I really enjoyed the intimacy of All I Have Left of the Mountains. Made of soil engraved with an excerpt from a journal entry following “a failed attempt to hike 500 miles of the Pacific Crest Trail,” again, I felt like Sheufelt was offering us a little window into her world. The mud was dried up, yet felt so visceral, contradicting the fading, fleeting words carved into the piece, oh so personal. Just hearing the word PCT stirs something in my heart, pumping extra blood and life into my veins. My first time backpacking – learning how to live out of a pack, in bare, desolate wilderness, traversing up and down mountains on my own two feet – crosscut that 2,650 mile trail. And I deeply relate – to the relief of going home, but also the ache of wanting to take the hills with you, of wanting to stay there forever. 

Mask III reminded me of something you’d see in the Upside Down in Stranger Things. The eery, gray lifelessness, the material looking like it could shrivel away at a brush of touch, from half-dead wildlife to ashy dust. Even the dried glue between each milkweed pod looked from the slimy, rotting material of the other Hawkins. 

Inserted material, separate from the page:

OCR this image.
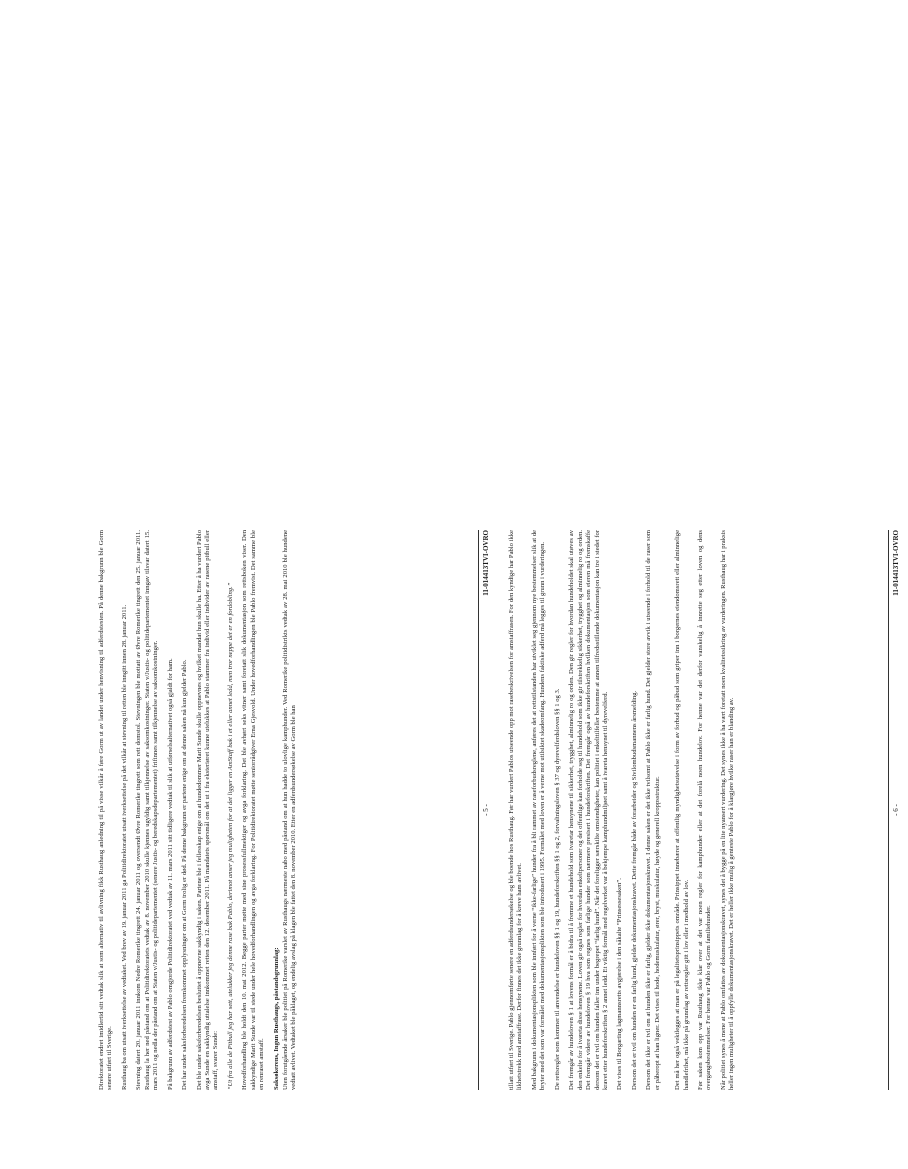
Direktoratet endret imidlertid sitt vedtak slik at som alternativ til avlivning fikk Rusthaug anledning til på visse vilkår å føre Gorm ut av landet under henvisning til adferdstesten. På denne bakgrunn ble Gorm senere utført til Sverige. Rusthaug ba om utsatt iverksettelse av vedtaket. Ved brev av 19. januar 2011 ga Politidirektoratet utsatt iverksettelse på det vilkår at stevning til retten ble inngitt innen 28. januar 2011. Stevning datert 20. januar 2011 innkom Nedre Romerike tingrett 24. januar 2011 og oversendt Øvre Romerike tingrett som rett domstol. Stevningen ble mottatt av Øvre Romerike tingrett den 25. januar 2011. Rusthaug la her ned påstand om at Politidirektoratets vedtak av 8. november 2010 skulle kjennes ugyldig samt tilkjennelse av saksomkostninger. Staten v/Justis- og politidepartementet inngav tilsvar datert 15. mars 2011 og nedla der påstand om at Staten v/Justis- og politidepartementet (senere Justis- og beredskapsdepartementet) frifinnes samt tilkjennelse av saksomkostninger. På bakgrunn av adferdstest av Pablo omgjorde Politidirektoratet ved vedtak av 11. mars 2011 sitt tidligere vedtak til slik at utførselsalternativet også gjaldt for ham. Det har under saksforberedelsen fremkommet opplysninger om at Gorm trolig er død. På denne bakgrunn er partene enige om at denne saken nå kun gjelder Pablo. Det ble under saksforberedelsen besluttet å oppnevne sakkyndig i saken. Partene ble i fellesskap enige om at hundedommer Marit Sunde skulle oppnevnes og hvilket mandat hun skulle ha. Etter å ha vurdert Pablo avga Sunde en sakkyndig uttalelse innkommet retten den 12. desember 2011. På mandatets spørsmål om det ut i fra eksteriøret kunne utelukkes at Pablo stammer fra individ eller individer av rasene pitbull eller amstaff, svarer Sunde: “Ut fra alle de Pitbull jeg har sett, utelukker jeg denne rase bak Pablo, derimot anser jeg muligheten for at det ligger en AmStaff bak i et eller annet ledd, men tror neppe det er en fordobling.” Hovedforhandling ble holdt den 10. mai 2012. Begge parter møtte med sine prosessfullmektiger og avga forklaring. Det ble avhørt seks vitner samt foretatt slik dokumentasjon som rettsboken viser. Den sakkyndige Marit Sunde var til stede under hele hovedforhandlingen og avga forklaring. For Politidirektoratet møtte seniorrådgiver Erna Gjesvold. Under hovedforhandlingen ble Pablo fremvist. Det samme ble en renraset amstaff. Saksøkerens, Ingun Rusthaugs, påstandsgrunnlag: Uten forutgående årsaker ble politiet på Romerike varslet av Rusthaugs nærmeste nabo med påstand om at hun hadde to ulovlige kamphunder. Ved Romerike politidistrikts vedtak av 28. mai 2010 ble hundene vedtatt avlivet. Vedtaket ble påklaget, og endelig avslag på klagen ble fattet den 8. november 2010. Etter en adferdsundersøkelse av Gorm ble han	- 5 -
11-014413TVI-OVRO	tillatt utført til Sverige. Pablo gjennomførte senere en adferdsundersøkelse og ble boende hos Rusthaug. Før har vurdert Pablos utseende opp mot rasebeskrivelsen for amstaffrasen. For den kyndige har Pablo ikke likhetstrekk med amstaffrase. Derfor finnes det ikke grunnlag for å kreve ham avlivet. Med bakgrunn i dokumentasjonsplikten som ble innført for å verne “ikke-farlige” hunder fra å bli rammet av raseforbudsreglene, anføres det at rettstilstanden har utviklet seg gjennom nye bestemmelser slik at de bryter med det som var formålet med dokumentasjonsplikten som ble introdusert i 1995. Formålet med loven er å verne mot utilsiktet skadeomfang. Hundens faktiske adferd må legges til grunn i vurderingen. De rettsregler som kommer til anvendelse er hundeloven §§ 1 og 19, hundeforskriften §§ 1 og 2, forvaltningsloven § 37 og dyrevelferdsloven §§ 1 og 3. Det fremgår av hundeloven § 1 at lovens formål er å bidra til å fremme et hundehold som ivaretar hensynene til sikkerhet, trygghet, alminnelig ro og orden. Den gir regler for hvordan hundeholdet skal utøves av den enkelte for å ivareta disse hensynene. Loven gir også regler for hvordan enkeltpersoner og det offentlige kan forholde seg til hundehold som ikke gir tilstrekkelig sikkerhet, trygghet og alminnelig ro og orden. Det fremgår videre av hundeloven § 19 hva som regnes som farlige hunder som nærmere presisert i hundeforskriften. Det fremgår også av hundeforskriften hvilken dokumentasjon som eieren må fremskaffe dersom det er tvil om hunden faller inn under begrepet “farlig hund”. Når det foreligger særskilte omstendigheter, kan politiet i enkelttilfeller bestemme at annen tilfredsstillende dokumentasjon kan tre i stedet for kravet etter hundeforskriften § 2 annet ledd. Et viktig formål med regelverket var å bekjempe kamphundmiljøet samt å ivareta hensynet til dyrevelferd. Det vises til Borgarting lagmannsretts avgjørelse i den såkalte “Prinsessesaken”. Dersom det er tvil om hunden er en farlig hund, gjelder dokumentasjonskravet. Dette fremgår både av forarbeider og Sivilombudsmannens årsmelding. Dersom det ikke er tvil om at hunden ikke er farlig, gjelder ikke dokumentasjonskravet. I denne saken er det ikke tvilsomt at Pablo ikke er farlig hund. Det gjelder store avvik i utseende i forhold til de raser som er påberopt at han ligner. Det vises til hode, hodemuskulatur, ører, bryst, muskulatur, høyde og generell kroppsstruktur. Det må her også vektlegges at man er på legalitetsprinsippets område. Prinsippet innebærer at offentlig myndighetsutøvelse i form av forbud og påbud som griper inn i borgernes eiendomsrett eller alminnelige handlefrihet, må ikke på grunnlag av rettsregler gitt i lov eller i medhold av lov. Før saken kom opp var Rusthaug ikke klar over at det var noen regler for kamphunder eller at det forelå noen hundelov. For henne var det derfor vanskelig å innrette seg etter loven og dens overgangsbestemmelser. For henne var Pablo og Gorm familiehunder. Når politiet synes å mene at Pablo omfattes av dokumentasjonskravet, synes det å bygge på en lite nyansert vurdering. Det synes ikke å ha vært foretatt noen kvalitetssikring av vurderingen. Rusthaug har i praksis heller ingen muligheter til å oppfylle dokumentasjonskravet. Det er heller ikke mulig å genteste Pablo for å klargjøre hvilke raser han er blanding av.	- 6 -
11-014413TVI-OVRO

Six attempts to remember Tinker Creek was probably my favorite. Smooth at certain angles and first look, each sculpture gets more geometric, depthy, and dynamic when you shift perspective, and move your head around the piece. This gives a sense that it’s not just a replica, nor a still scenery. I loved the pinkish-brown range, with all its glitter specked through the clay, reminding me of identifying quartz in countless rocks during my own summer, in the month I spent studying Geology at Camp Davis.

Surrogate is a wooden replica of the artist’s hand, carved in a way that makes you feel like the artist’s hand was just near, whittling away, just moments ago. As it stood suspended in the air, I noticed how it seemed to swing a little from left to right, and couldn’t tell if it was in my head or really doing a back-and-forth, but either way, it made it feel more real.

44 Days in Soil captured a wall full of forty-four soil samples gathered daily during a backcountry hike alone through the Appalachian Mountains of Virginia. The way the terrain from each day looks truly unique to each spot, unlike any other baggie taped to its left or right, was pretty amazing. It’s exciting to think that even a day’s worth of walking will get you to different lands of the Appalachians, dirt catching up the sole of your boot, old and new grains mixing and grotting together, holding onto you. There is a sense that the viewer can’t fully capture the weight of all that time laid before them, each really from a different day of her life, like the small, same squares on a calendar on a wall. 

The digital photo prints of Nest told such a story in a few images. A dent in the grass, a nude-hued body curled up in a ball, grass pillowing this person, hugging it in, those lines you only get after a really good nap, the slight give and redness to the skin. Laying in the lap of Mother Earth. 

After taking my time to take in each picture, project, and piece, I slowly made my way out, as if leaving the mountains. Heading out of the peaceful wilderness. There was one take-home card left on the table, and just like the rest of this exhibition, it felt like it had been waiting for me. 

PREVIEW: Here Nor There

Here Nor There is a new solo exhibition by multidisciplinary artist and environmentalist Kristina Sheufelt, who recently received her MFA from the Penny W. Stamps School of Art and Design.

In Here Nor There, Sheufelt uses “a variety of media to blur the lines between land and body.” Sheufelt has spent her past few summers living in remote backcountry locations to work on research projects where she monitored marine wildlife populations and self-directed a study of emotional psychology in the wilderness. In this exhibition, Sheufelt processes “the emotional and ecological implications of returning to life in the city between reunions with the wild.”

As someone who loves the wilderness and relates to the jarring back and forth between the city and backcountry, this caught my eye right away, and I think I’ll be able to draw a lot of personal connection to the collection. I also got a peek through the RC art gallery windows, and from what I could tell, the collection looks really raw, unique, and evocative.

It will be available to view at the RC art gallery from September 9 – October 14, 2022, 9am – 10 pm! Come see Here Nor There!